Miles de jóvenes están expuestos a ser carne de cañón del crimen organizado y las maras que ya tocan a nuestras puertas. Ya muchos de ellos, sin futuro, oficio ni beneficio, matan por un celular o por un cigarro. La causa: falta de educación.
Los nicaragüenses parecen tener una atracción fatal hacia los caudillos populistas que sean de derecha o de izquierda, los marean con láminas de zinc o con simple verborrea mientras les garanticen un pasaje, 50 córdobas y la comida. La causa: falta de educación.
El miércoles el vicepresidente de la República, don Jaime Morales Carazo, dijo que el problema de los caudillos era “genético”. O sea, según el Vicepresidente, por alguna extraña razón los nicaragüenses somos “inferiores” a la mayoría de los humanos, ya que no hemos alcanzado el estado evolutivo de estos.
El comentario no valdría siquiera repetirlo de no ser que viene del Vicepresidente. La verdad es que los problemas más grandes de este país se dan por un sistema de educación insuficiente e ineficiente. Y no se van a resolver, por muchos miles de millones que se tiren al país —como ha sucedido desde 1980— si no se pone énfasis en una educación de calidad para todos los niños y jóvenes en edad de asistir a primaria o secundaria. Todos, menos don Jaime Morales, sabemos eso.
Pero aunque todos lo sabemos y estamos ya prácticamente en campaña electoral, ningún candidato a la Presidencia tiene un plan serio para enfrentar este problema. Es más, el gobierno actual, que tanto habla de solidaridad social en realidad ha reducido anualmente la inversión en educación por estudiante y este año apenas llegamos a 600 córdobas por cada muchacho. Y aunque este gobierno es muy bueno para la propaganda, en realidad la tasa de matrícula se ha mantenido estancada en 87 por ciento desde el 2006, cuando dejó la Presidencia Enrique Bolaños.

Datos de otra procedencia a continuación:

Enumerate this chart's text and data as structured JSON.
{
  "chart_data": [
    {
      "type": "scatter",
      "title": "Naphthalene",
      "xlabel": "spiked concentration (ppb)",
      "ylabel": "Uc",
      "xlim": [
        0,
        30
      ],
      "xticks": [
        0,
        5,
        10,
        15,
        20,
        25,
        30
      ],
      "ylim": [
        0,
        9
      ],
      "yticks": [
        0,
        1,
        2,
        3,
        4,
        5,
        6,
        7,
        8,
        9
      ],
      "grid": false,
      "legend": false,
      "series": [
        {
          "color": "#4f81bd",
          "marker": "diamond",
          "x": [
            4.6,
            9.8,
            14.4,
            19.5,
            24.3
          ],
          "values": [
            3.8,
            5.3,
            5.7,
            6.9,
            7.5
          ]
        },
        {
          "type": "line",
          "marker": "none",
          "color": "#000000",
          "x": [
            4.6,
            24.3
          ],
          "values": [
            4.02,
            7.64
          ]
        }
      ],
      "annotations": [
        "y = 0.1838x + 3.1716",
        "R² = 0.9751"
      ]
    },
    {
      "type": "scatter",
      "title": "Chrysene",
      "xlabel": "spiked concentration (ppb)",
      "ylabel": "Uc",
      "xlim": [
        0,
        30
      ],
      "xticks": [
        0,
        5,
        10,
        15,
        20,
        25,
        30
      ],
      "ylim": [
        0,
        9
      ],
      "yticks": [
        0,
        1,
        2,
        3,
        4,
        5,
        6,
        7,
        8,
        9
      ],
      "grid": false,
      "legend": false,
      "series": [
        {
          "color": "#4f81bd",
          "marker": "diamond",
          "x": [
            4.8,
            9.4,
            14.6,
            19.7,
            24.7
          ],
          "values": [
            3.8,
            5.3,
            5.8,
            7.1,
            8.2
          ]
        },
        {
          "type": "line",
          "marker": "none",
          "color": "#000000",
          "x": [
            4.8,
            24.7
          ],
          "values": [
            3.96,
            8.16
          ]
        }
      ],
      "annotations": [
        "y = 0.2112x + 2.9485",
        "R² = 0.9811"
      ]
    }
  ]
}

Pero eso no detiene la propaganda estatal que asegura que a pesar de ese estancamiento a partir de este año la matrícula dará un “salto” de siete por ciento y que para el 2014 la tasa será del 97 por ciento. ¡Fantasías!
Pero ¿qué puede hacer en realidad un país cuyo Presupuesto General es de 1,600 millones de dólares?, que para Educación dedica 5,000 millones de córdobas y que para tener apenas una leve incidencia debería subir ese presupuesto a 10,000 millones de córdobas (poco más de 440 millones de dólares o sea el 25 por ciento del Presupuesto General.
Pues si hubiera un candidato serio ya tendría sentado a expertos locales e internacionales para que preparen un plan serio e integral de educación. Y luego presentaría un plan de cómo obtener los fondos —digamos los 220 millones de dólares que faltan—.
Ese candidato demostraría tener un compromiso real con la Educación. Pero es cuestión de prioridades, de valentía y de ganas de trabajar, porque en este país la Presidencia debe significar trabajo duro no lujos y vedetismo.
La plata está. Solo en las universidades se desperdician más de 100 millones de dólares al año, cuando hay mecanismos mucho más inteligentes para financiar ese sector.
Pero además hay un Consejo Electoral carísimo, corrupto e ineficiente; demasiados diputados y mil y un gastos superfluos. Si nos concentramos en la Educación podemos hacer la diferencia, porque no es un problema genético Vicepresidente, es un problema de falta de prioridades y exceso de sinvergüenzadas.